Von Daniel Preikschat

Als Catrin Steiniger vor 20 Jahren ihre Praxis in den Räumlichkeiten des Medizinischen Zentrums Lübbenau (MZL) eröffnet hat, standen ihr zwei Schwestern zur Seite. Heute gehören ihrem Team fünf Medizinische Fachangestellte an sowie – seit Kurzem – eine weitere Ärztin für Urologie. Dr. Johanna Harksen aus Berlin praktiziert zwei Tage in der Woche als Entlastungsassistentin. Bei der Kassenärztlichen Vereinigung Brandenburg (KVBB) wurde aber bereits Sonderbedarf angemeldet für einen weiteren halben urologischen Kassensitz.

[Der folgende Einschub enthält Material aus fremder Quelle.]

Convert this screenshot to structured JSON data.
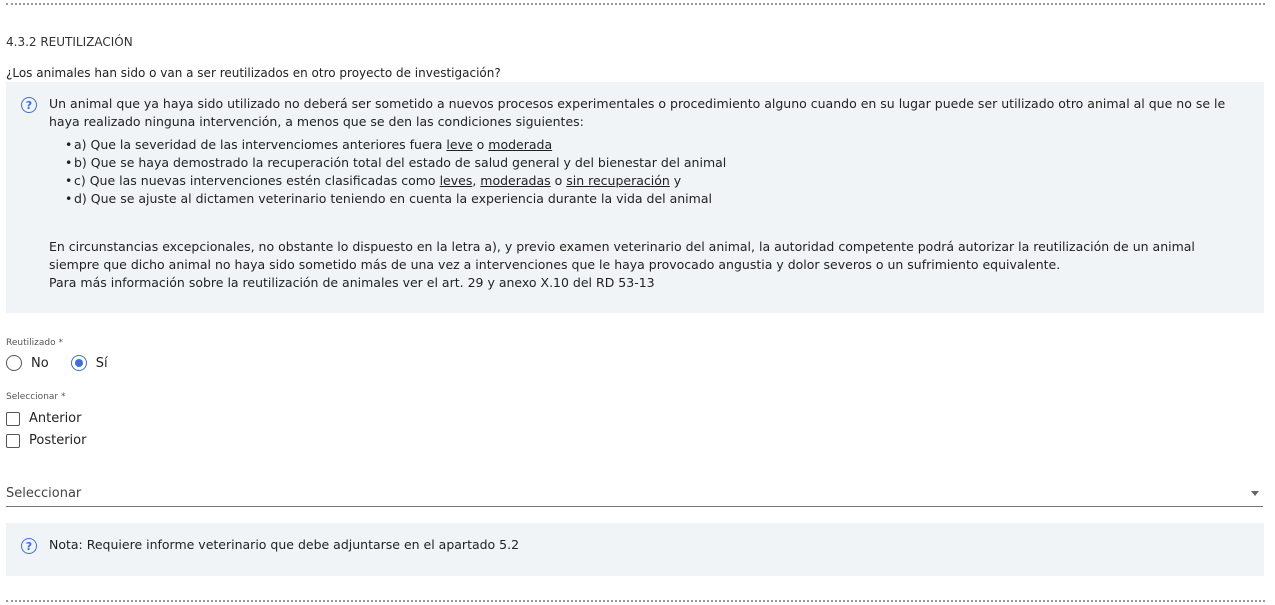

Aber nicht nur das Team der selbstständigen niedergelassenen Ärztin, die im MZL Mieterin ist, wurde größer, auch die Zahl der Patienten. 2300 behandlungsbedürftige Menschen kommen im Quartal in die Urologie am MZL, 1700 pro Quartal ist der Durchschnitt im Land Brandenburg. Und das, obwohl der Landkreis OSL laut den Bedarfszahlen der KVBB mit 3,5 Urologen sogar leicht überversorgt ist.

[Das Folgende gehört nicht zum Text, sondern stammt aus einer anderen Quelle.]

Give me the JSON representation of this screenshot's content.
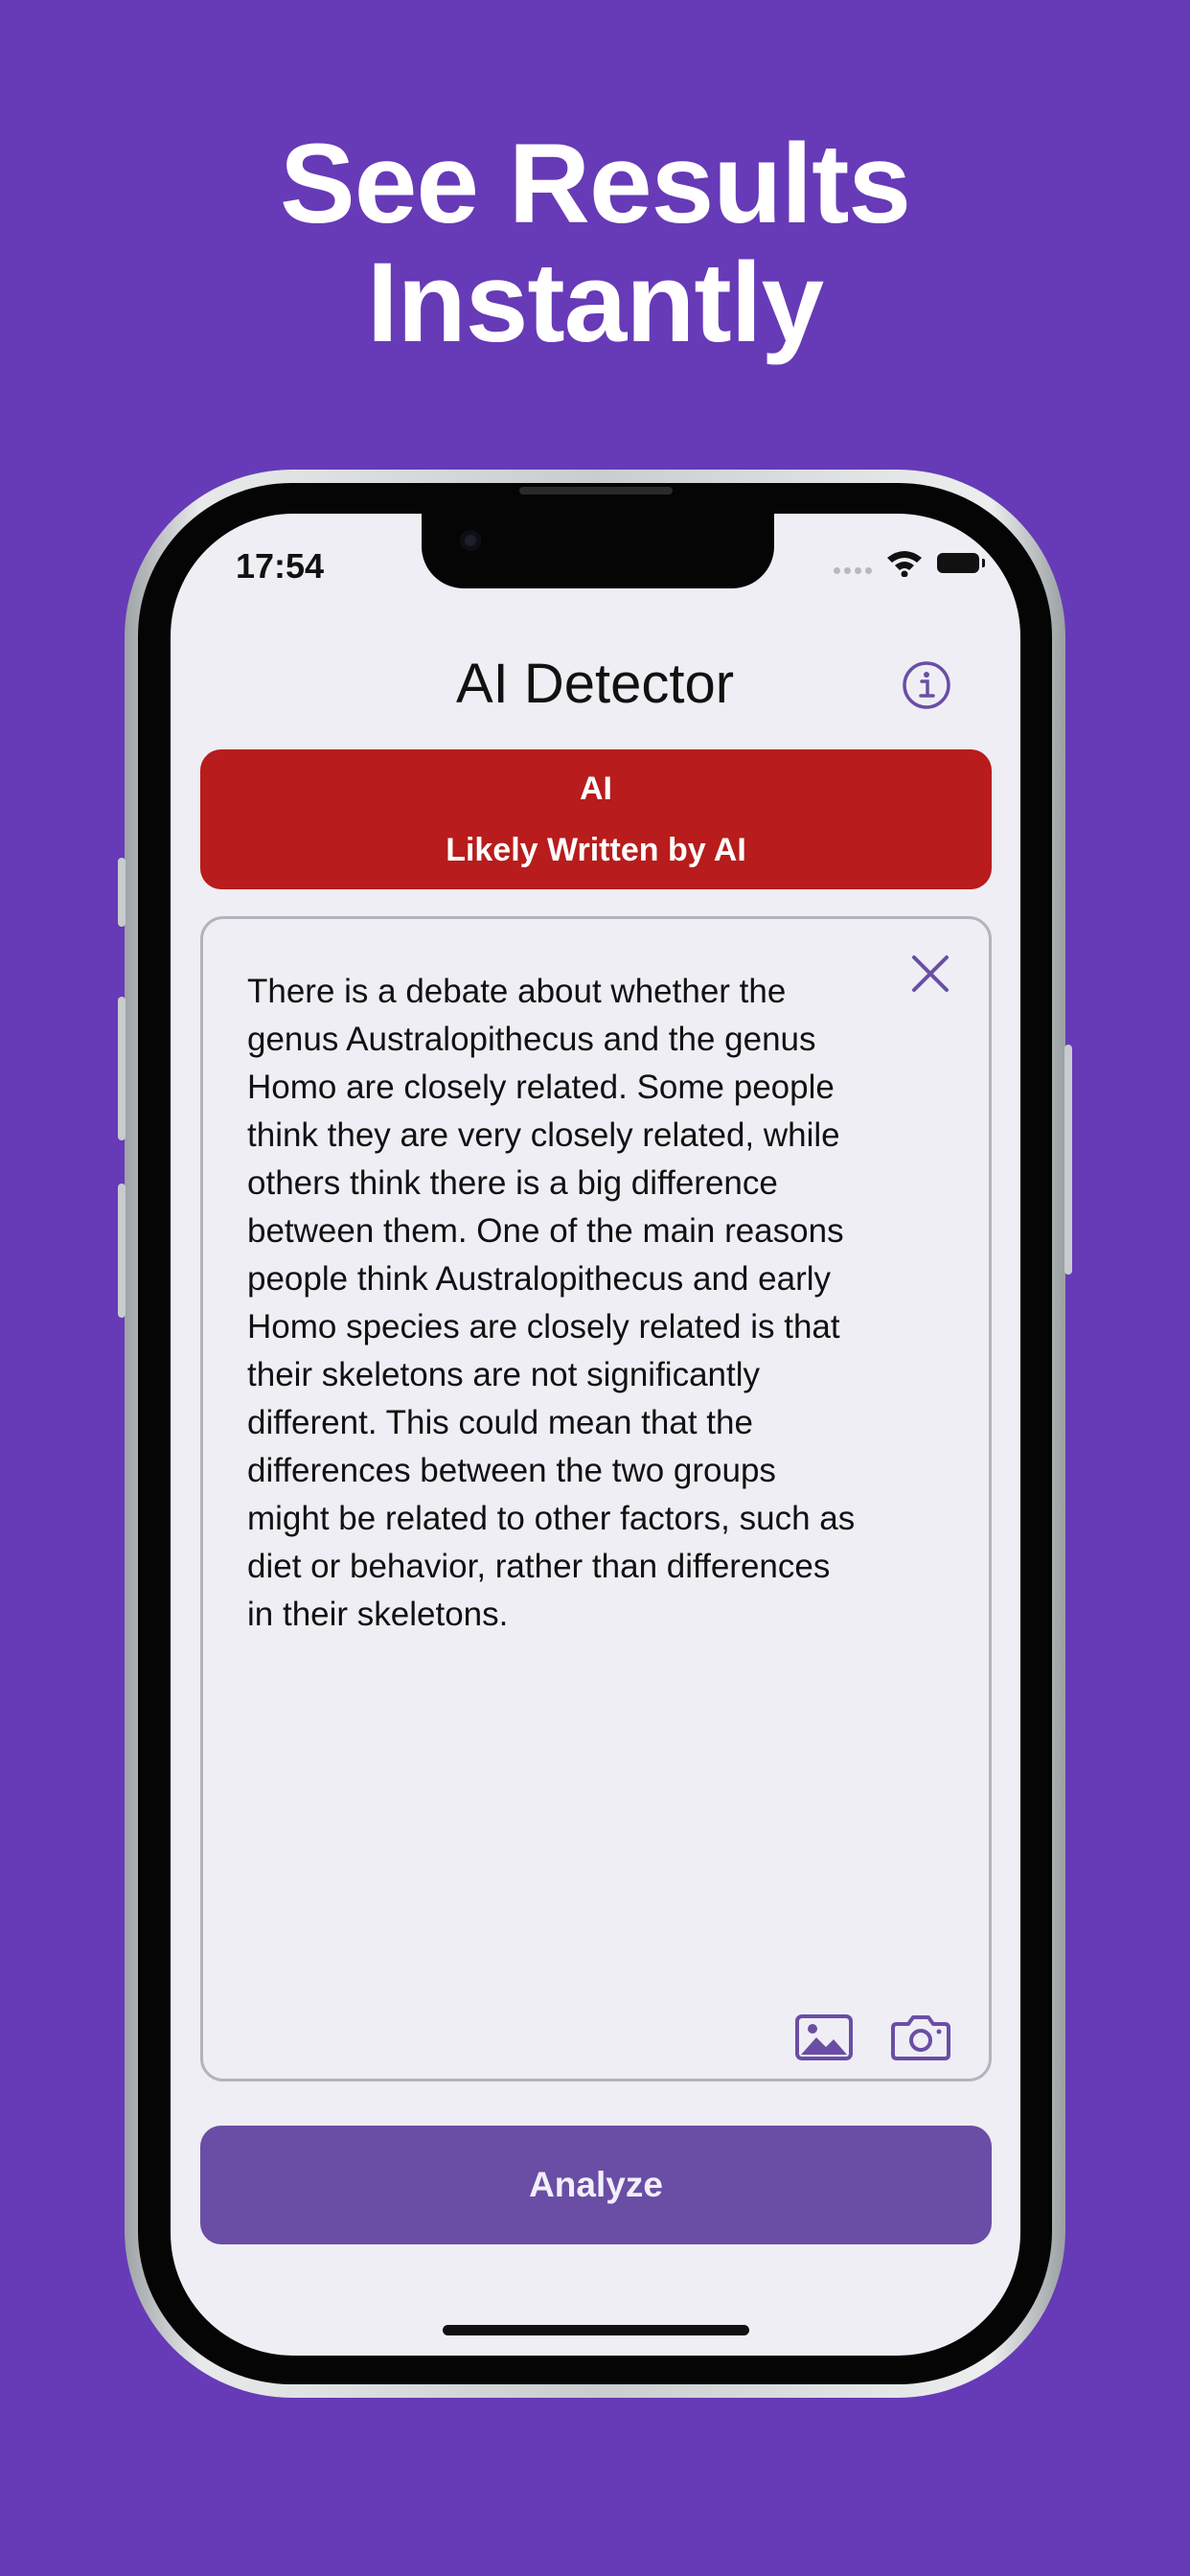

Davon freilich merken der stellvertretende Lübbenauer Bürgermeister Rainer Schamberg, zugleich MZL-Aufsichtsratsvorsitzender, die MZL-Geschäftsführerin Karin Linke und der Stadtverordnete Joachim Liedtke (Grüne) wenig bei ihrem Praxisbesuch diese Woche bei Catrin Steiniger. Sie kommen mit Blumen und kleinen Präsenten zum Jubiläum der Ärztin und durchqueren ein volles Wartezimmer. Mit Rücksicht auf die wartenden Menschen, die meisten nicht mehr jung, halten sie sich nicht allzu lange in der Praxis auf. Händeschütteln, Umarmung, freundliche Worte. Catrin Steiniger sagt den Besuchern, sie rechne aufgrund des weiter steigenden Altersdurchschnitts der Einwohner in der Region künftig sogar mit noch höheren Patientenzahlen in ihrer Praxis. Mit höherem Alter werde der Mensch nun mal auch krankheitsanfälliger.

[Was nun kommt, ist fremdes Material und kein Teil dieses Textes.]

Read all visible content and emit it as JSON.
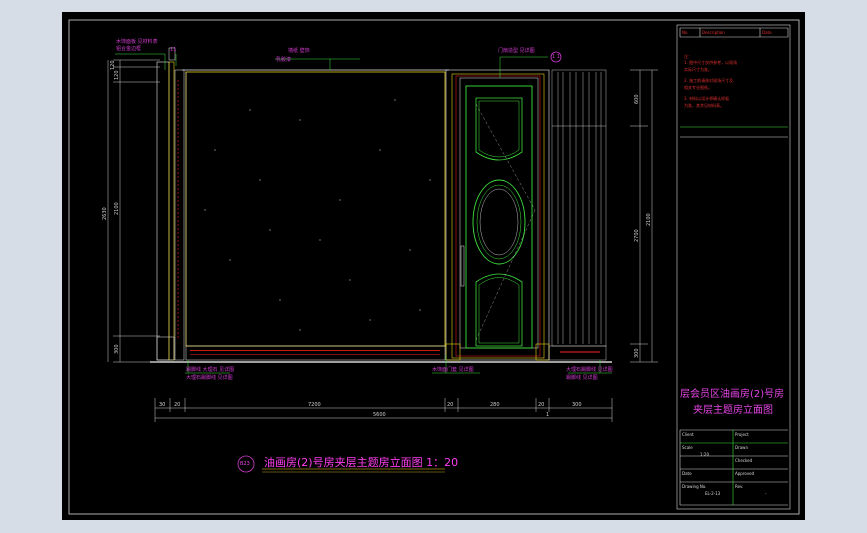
{
  "drawing": {
    "title": "油画房(2)号房夹层主题房立面图 1：20",
    "section_mark": "B23",
    "top_notes": {
      "note_a": "木饰面板  见材料表",
      "note_b": "铝合金边框",
      "note_c": "墙纸 壁饰",
      "note_d": "乳胶漆",
      "note_e": "门扇造型 见详图",
      "note_f": "11",
      "note_g": "木饰面 清漆",
      "note_h": "1 1"
    },
    "bottom_notes": {
      "left": "踢脚线 大理石 见详图",
      "left2": "大理石踢脚线 见详图",
      "mid": "木饰面门套 见详图",
      "right": "大理石踢脚线 见详图",
      "right2": "踢脚线 见详图"
    },
    "left_dims": {
      "a": "120",
      "b": "120",
      "c": "2630",
      "d": "2100",
      "e": "300"
    },
    "right_dims": {
      "a": "600",
      "b": "2700",
      "c": "2100",
      "d": "300"
    },
    "bottom_dims": {
      "a": "30",
      "b": "20",
      "c": "7200",
      "d": "20",
      "e": "280",
      "f": "20",
      "g": "300",
      "h": "5600",
      "i": "1"
    }
  },
  "title_block": {
    "head_col1": "No.",
    "head_col2": "Description",
    "head_col3": "Date",
    "notes_label": "注：",
    "notes": [
      "1. 图中尺寸仅供参考，以现场",
      "   实际尺寸为准。",
      "2. 施工前请核对现场尺寸及",
      "   相关专业图纸。",
      "3. 材料以设计师确认样板",
      "   为准，其余见材料表。"
    ],
    "project_line1": "层会员区油画房(2)号房",
    "project_line2": "夹层主题房立面图",
    "rows": [
      {
        "label": "Client",
        "value": "Project"
      },
      {
        "label": "Scale",
        "value": "Drawn"
      },
      {
        "label": "1:20",
        "value": "Checked"
      },
      {
        "label": "Date",
        "value": "Approved"
      },
      {
        "label": "Drawing No.",
        "value": "Rev."
      }
    ],
    "drawing_no": "EL-2-13",
    "rev": "-"
  },
  "colors": {
    "canvas": "#000000",
    "bg": "#d6dde6",
    "dim": "#cfd0d0",
    "note": "#d23cd2",
    "green": "#3ee33e",
    "red": "#ff2020",
    "yellow": "#e8d21a",
    "title": "#ff3ef0"
  }
}
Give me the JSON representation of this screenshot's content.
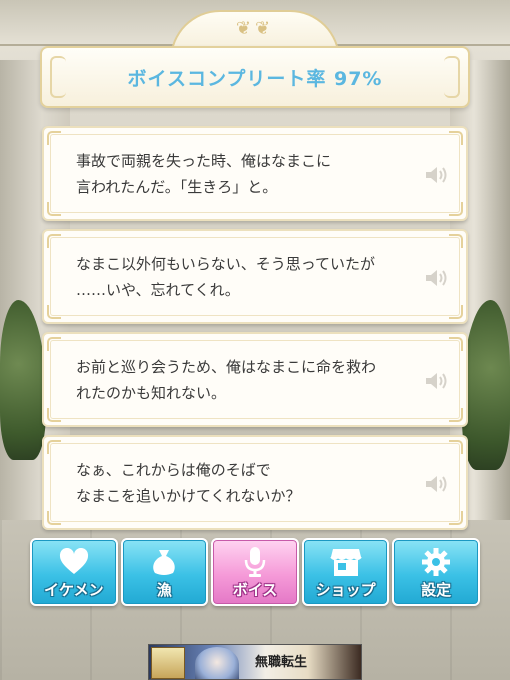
{
  "header": {
    "title": "ボイスコンプリート率 97%"
  },
  "voices": [
    {
      "line1": "事故で両親を失った時、俺はなまこに",
      "line2": "言われたんだ。「生きろ」と。",
      "icon": "speaker-icon"
    },
    {
      "line1": "なまこ以外何もいらない、そう思っていたが",
      "line2": "……いや、忘れてくれ。",
      "icon": "speaker-icon"
    },
    {
      "line1": "お前と巡り会うため、俺はなまこに命を救わ",
      "line2": "れたのかも知れない。",
      "icon": "speaker-icon"
    },
    {
      "line1": "なぁ、これからは俺のそばで",
      "line2": "なまこを追いかけてくれないか？",
      "icon": "speaker-icon"
    }
  ],
  "nav": [
    {
      "label": "イケメン",
      "icon": "heart-icon",
      "active": false
    },
    {
      "label": "漁",
      "icon": "sack-icon",
      "active": false
    },
    {
      "label": "ボイス",
      "icon": "microphone-icon",
      "active": true
    },
    {
      "label": "ショップ",
      "icon": "shop-icon",
      "active": false
    },
    {
      "label": "設定",
      "icon": "gear-icon",
      "active": false
    }
  ],
  "ad": {
    "text": "無職転生"
  },
  "colors": {
    "title": "#5bb7e0",
    "nav_default": "#3bc1e6",
    "nav_active": "#f59ad8",
    "card_border": "#ece0bd"
  }
}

Stark beruflich in Anspruch genommen, engagiert sich Catrin Steiniger dennoch ehrenamtlich für ihr Fachgebiet, wie Karin Linke anerkennend hinweist. Die Fachärztin ist Mitglied in der KVBB-Vertreterversammlung, seit 2015 außerdem Landesvorsitzende im Bundesverband der Deutschen Urologen (BvDU) und Sprecherin des Hauptausschusses. „Nur zuschauen ist eben nicht mein Ding“ hatte Catrin Steiniger kurz nach ihrer Wahl zur Landesvorsitzenden in einem Interview im Urologenportal gesagt. Aktives Mitgestalten habe ihr immer schon Spaß gemacht. Die Umsetzung und Gestaltung einer ambulanten spezialfachärztlichen Versorgung im Flächenland Brandenburg nannte sie damals als eines der wichtigen Themen, an denen sie dranbleiben wolle. Auch sei hinzuarbeiten auf eine angemessene Vergütung fachärztlicher Leistungen in der Urologie – ob für ambulante Operationen, Mikrobiologie oder Urinzytologie.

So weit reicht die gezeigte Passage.